After defeating the Lizardfolk, we made our way up a ramp to a second stone terrace. On our way up, I discovered a bag filled with playing cards and two magical rings. Atop the ramp, a large stone monolith caught the attention of the group. I was more curious to see what these playing cards were all about. I asked to flip them over. There was a loud gasp from every adventurer. Clearly, I had no idea what I was doing and they knew something I didn’t.
Being a novice, I found it somewhat difficult to orient myself in the lore of the scenario. The cards I held were cards that, when flipped, would summon various monsters for us to fight. The others had encountered these cards before in a previous session. However, with a successful skill check, I was informed they were only cards of illusion and nothing in the deck was real. The group shared a few words and Roth made a joke that nearly caused me to choke.
We brushed off the cards and continued forward, past the monolith. There was a relaxed air among the group. We were all comfortable with one another. Pretending we were something other than ourselves allowed us to take more risks in conversation, in social interaction and in not fearing our potential for failure. The group approached an arena-like construction. This would be the location of our final battle.
A taller, meaner, magical creature stood near the back of the hexagonal room. Roth was eager to begin the battle, but the others were wary. I followed the intuitions of the others. Suddenly, however, an invisible being standing very near to us burst into view and began hacking away at Elregor. Pom made an evasive maneuver and teleported behind the larger being in the back of the room. What happened next was a blur. Players rolled all sorts of dice across the table, frantically marked on their papers, and asked the DM about saving throws and distances. Unfortunately, I lost track of the battle almost immediately and was of little use to my fellow adventurers.
An hour passed, and despite my best efforts, I was still lost. Two of our crew had been wounded severely, and one had completely died. A monster snake, over 75-feet long, had crawled out of a precarious hole in the floor. I was being strangled by this serpent and my partners weren’t making any real progress in defeating the creature. It seemed like the end.

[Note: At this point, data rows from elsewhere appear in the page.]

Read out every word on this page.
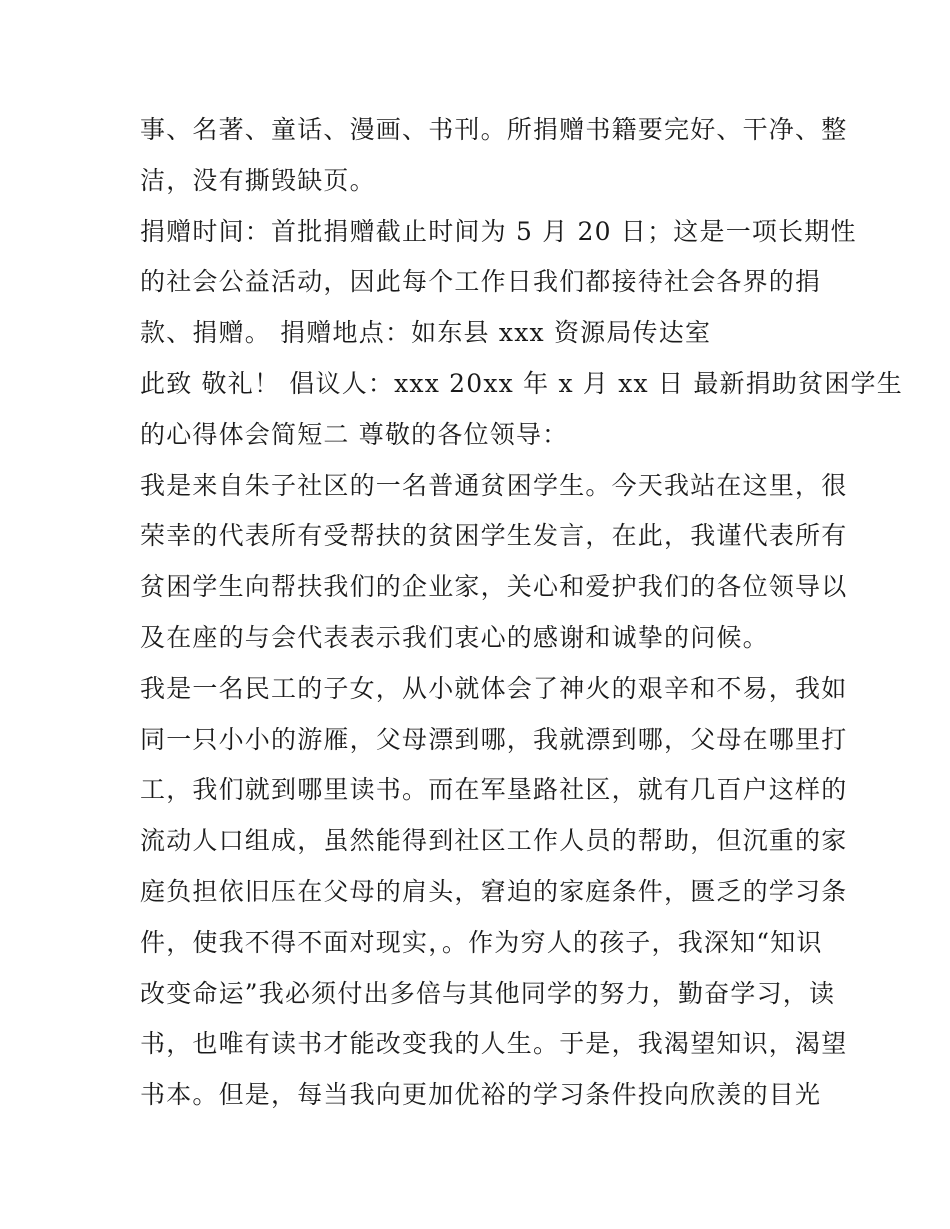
事、名著、童话、漫画、书刊。所捐赠书籍要完好、干净、整
洁，没有撕毁缺页。
捐赠时间：首批捐赠截止时间为 5 月 20 日；这是一项长期性
的社会公益活动，因此每个工作日我们都接待社会各界的捐
款、捐赠。 捐赠地点：如东县 xxx 资源局传达室
此致 敬礼！ 倡议人：xxx 20xx 年 x 月 xx 日 最新捐助贫困学生
的心得体会简短二 尊敬的各位领导：
我是来自朱子社区的一名普通贫困学生。今天我站在这里，很
荣幸的代表所有受帮扶的贫困学生发言，在此，我谨代表所有
贫困学生向帮扶我们的企业家，关心和爱护我们的各位领导以
及在座的与会代表表示我们衷心的感谢和诚挚的问候。
我是一名民工的子女，从小就体会了神火的艰辛和不易，我如
同一只小小的游雁，父母漂到哪，我就漂到哪，父母在哪里打
工，我们就到哪里读书。而在军垦路社区，就有几百户这样的
流动人口组成，虽然能得到社区工作人员的帮助，但沉重的家
庭负担依旧压在父母的肩头，窘迫的家庭条件，匮乏的学习条
件，使我不得不面对现实，。作为穷人的孩子，我深知“知识
改变命运”我必须付出多倍与其他同学的努力，勤奋学习，读
书，也唯有读书才能改变我的人生。于是，我渴望知识，渴望
书本。但是，每当我向更加优裕的学习条件投向欣羡的目光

In a miraculous turn of events, I was freed from the snake’s constriction and cast a spell that paralyzed the monster. We took turns wailing at it with everything we had until Roth made a fatal strike, slicing the head clean off the thing. Our battle was over, and so was our quest.
I pulled out my phone. The time was 6:02 a.m. We had been playing for six hours.
D&D allows people to connect with themselves and with others. As someone who had never played the game and knew little about how it functioned, I found it easier than I expected to pick up. I even made some new friends in the process.
The role-playing experience draws from our personalities and subconscious. We weave our fantasies of ourselves and others into our characters. But doing this can be healthy. It can be therapeutic, immersing ourselves into fantasy and taking a break from the everyday hustle of college life. The world needs more time for games, not less.